Entering Saturday night’s Hockey East championship game, Terrier freshman John McCarthy — a mainstay on Boston University’s fourth line this season — had only one goal.
So with the Terriers desperately scrounging for a score against a stingy Boston College team, who else did you figure they’d turn to?
“That’s what a championship team is. Goals come from everywhere,” said BU co-captain David Van der Gulik, who had three of BU’s nine goals Friday against New Hampshire. “A lot of times in the big playoff games, who you look to to get the big goals is someone that you’re not expecting.”
McCarthy’s second-period strike tied the game and set the stage for BU’s 2-1 win in overtime. And though Brandon Yip, who scored the game-winner, has nine goals and 28 points this year as Hockey East’s top rookie, his line of freshmen hadn’t scored a goal since the Beanpot.
So on a night when the goals ran dry for BU’s top two lines — which have both been scorching recently — the scoring had to come from elsewhere. It ended up coming from a pair of freshmen playing on BU’s bottom two lines.
“That’s the thing with our team. There’s not one line top to bottom that stands out from the rest,” said BU’s leading scorer, Pete MacArthur. “Maybe the Red Line and the White Line, maybe we score a little bit more, but we get the time on the power play. For Green and Orange to score those goals tonight — that was huge.”
BU coach Jack Parker said getting any offense from the fourth line, which has a more defensive, physical role, is a boost. But he had come to expect goals from the all-freshmen third line, and he met this weekend with Yip, Chris Higgins and Jason Lawrence to make sure they had the right mindset.
“They were trying to be too clever, they were worried about getting goals,” Parker said. “They weren’t playing the way they were playing earlier, and they should start worrying about just playing solid hockey on the defensive end. Play hard, and the puck will go in the net for you.”

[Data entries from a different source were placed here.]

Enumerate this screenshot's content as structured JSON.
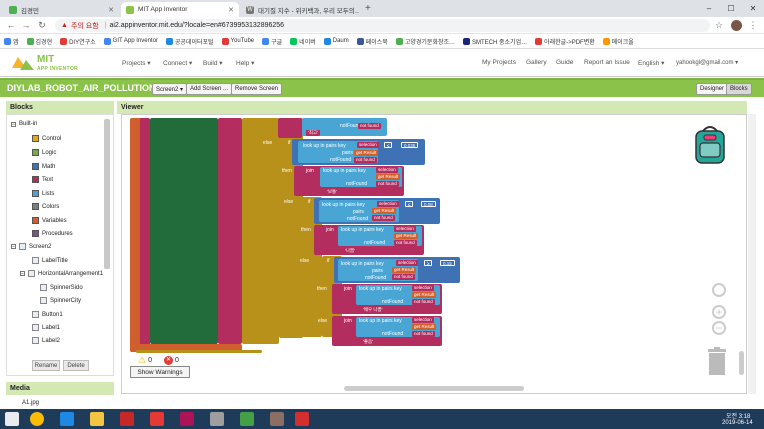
{
  "browser": {
    "tabs": [
      {
        "label": "김경민",
        "active": false,
        "color": "#4caf50"
      },
      {
        "label": "MIT App Inventor",
        "active": true,
        "color": "#8bc34a"
      },
      {
        "label": "대기질 지수 - 위키백과, 우리 모두의…",
        "active": false,
        "color": "#777777"
      }
    ],
    "security_label": "주의 요함",
    "url": "ai2.appinventor.mit.edu/?locale=en#6739953132896256",
    "bookmarks": [
      {
        "label": "앱",
        "color": "#4285f4"
      },
      {
        "label": "김경현",
        "color": "#4caf50"
      },
      {
        "label": "DIY연구소",
        "color": "#e53935"
      },
      {
        "label": "GIT App Inventor",
        "color": "#4285f4"
      },
      {
        "label": "공공데이터포털",
        "color": "#1e88e5"
      },
      {
        "label": "YouTube",
        "color": "#e53935"
      },
      {
        "label": "구글",
        "color": "#4285f4"
      },
      {
        "label": "네이버",
        "color": "#03c75a"
      },
      {
        "label": "Daum",
        "color": "#1e88e5"
      },
      {
        "label": "페이스북",
        "color": "#3b5998"
      },
      {
        "label": "고양경기문화창조…",
        "color": "#4caf50"
      },
      {
        "label": "SMTECH 중소기업…",
        "color": "#1a237e"
      },
      {
        "label": "아래한글->PDF변환",
        "color": "#e53935"
      },
      {
        "label": "메이크올",
        "color": "#ff9800"
      }
    ]
  },
  "app": {
    "logo_line1": "MIT",
    "logo_line2": "APP INVENTOR",
    "menu": [
      "Projects ▾",
      "Connect ▾",
      "Build ▾",
      "Help ▾"
    ],
    "right_menu": [
      "My Projects",
      "Gallery",
      "Guide",
      "Report an Issue",
      "English ▾",
      "yahookgl@gmail.com ▾"
    ],
    "project_title": "DIYLAB_ROBOT_AIR_POLLUTION1",
    "screen_select": "Screen2 ▾",
    "add_screen": "Add Screen ...",
    "remove_screen": "Remove Screen",
    "designer": "Designer",
    "blocks": "Blocks"
  },
  "blocks_panel": {
    "title": "Blocks",
    "builtin": "Built-in",
    "categories": [
      {
        "label": "Control",
        "color": "#e1a91a"
      },
      {
        "label": "Logic",
        "color": "#77ab41"
      },
      {
        "label": "Math",
        "color": "#3f71b5"
      },
      {
        "label": "Text",
        "color": "#b32d5e"
      },
      {
        "label": "Lists",
        "color": "#49a6d4"
      },
      {
        "label": "Colors",
        "color": "#7d7d7d"
      },
      {
        "label": "Variables",
        "color": "#d05f2d"
      },
      {
        "label": "Procedures",
        "color": "#7c5385"
      }
    ],
    "screen": "Screen2",
    "components": [
      "LabelTitle",
      "HorizontalArrangement1",
      "SpinnerSido",
      "SpinnerCity",
      "Button1",
      "Label1",
      "Label2"
    ],
    "rename": "Rename",
    "delete": "Delete",
    "media_title": "Media",
    "media_file": "A1.jpg"
  },
  "viewer": {
    "title": "Viewer",
    "warnings_count": "0",
    "errors_count": "0",
    "show_warnings": "Show Warnings",
    "block_text": {
      "else": "else",
      "if": "if",
      "then": "then",
      "join": "join",
      "lookup": "look up in pairs  key",
      "pairs": "pairs",
      "notfound": "notFound",
      "selection": "selection",
      "get_result": "get  Result",
      "not_found": "not found",
      "notfound2": "notFound",
      "op_lte": "≤",
      "op_gte": "≥",
      "num1": "0.035",
      "num2": "0.08",
      "num3": "0.15",
      "txt1": "'보통'",
      "txt2": "'나쁨'",
      "txt3": "'매우 나쁨'",
      "txt4": "'좋음'",
      "txt5": "'최고'"
    }
  },
  "taskbar": {
    "time": "오전 3:18",
    "date": "2019-06-14"
  }
}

It did, for both Yip and McCarthy. And unlike on what Parker might have called “point night” the night before, they needed every bit of offense they got.
“I said to the team after the game, ‘Big goal from the Green Line and the game-winner from the Orange Line,'” Parker said. “‘What’s all this stuff about the Red and White Line? Who do they think they are?'”
B-LINE BLIND
Both Parker and Curry said Saturday that the Terriers tried all day to block out that their title bid was going to be against their archrivals, in the teams’ fifth meeting of the season.
“We didn’t care about who we were playing,” Parker said. “This was about ‘There’s a team in our way, we have to get a trophy this weekend.'”
And while that may have been the case, it was still doubly sweet that it came against the Eagles.
“To be able to do this in the championship twice this year against a team like that,” said Curry, referring to the Beanpot, too, “it’s unbelievable, because over the past few years, you’ve heard a lot about BC.”
DREAM TEAM
Terrier fans were upset Saturday when goalie John Curry was left off the all-tournament team after his gigantic performance in overtime. But the voting took place before the extra session, and BC’s Cory Schneider at that point had bailed out his team much more than Curry.
Three members of the all-league first team — BU’s Dan Spang and BC’s Peter Harrold and Brian Boyle — also made the team, joining UNH forward Jacob Micflikier and tournament MVP Van der Gulik.
KIBBLES ‘ BITS
BC’s Chris Collins, the Hockey East’s Player of the Year, played at 80 percent Saturday night, according to BC coach Jerry York. Collins got hurt running into the goal post in practice Thursday, and didn’t make it through Friday’s 4-1 semifinal win against Maine. He looked better against the Terriers, but still didn’t have the jump that’s made him the nation’s third-leading scorer. … BU’s nine goals Friday were the most the Icedogs have scored in a single game since 1998, when they beat Princeton, 9-1. … Van der Gulik became the first player to ever record two hat tricks in the Hockey East Tournament in an entire career — and he did it in three games. His six goals in the tourney were one shy of the conference record. … BC won the tournament four times between BU victories. … Among the more notable collisions in Saturday’s game was BC defenseman Brett Motherwell’s complete upending of Brian McGuirk. … In the Beanpot title game, BU outshot BC, 36-20. Saturday, in regulation, it was 35-20. … For the second straight year, BU will be in the same region as BC in the NCAA Tournament. But this year, they swapped seeds — the Terriers are the No. 1 while the Eagles took the third seed.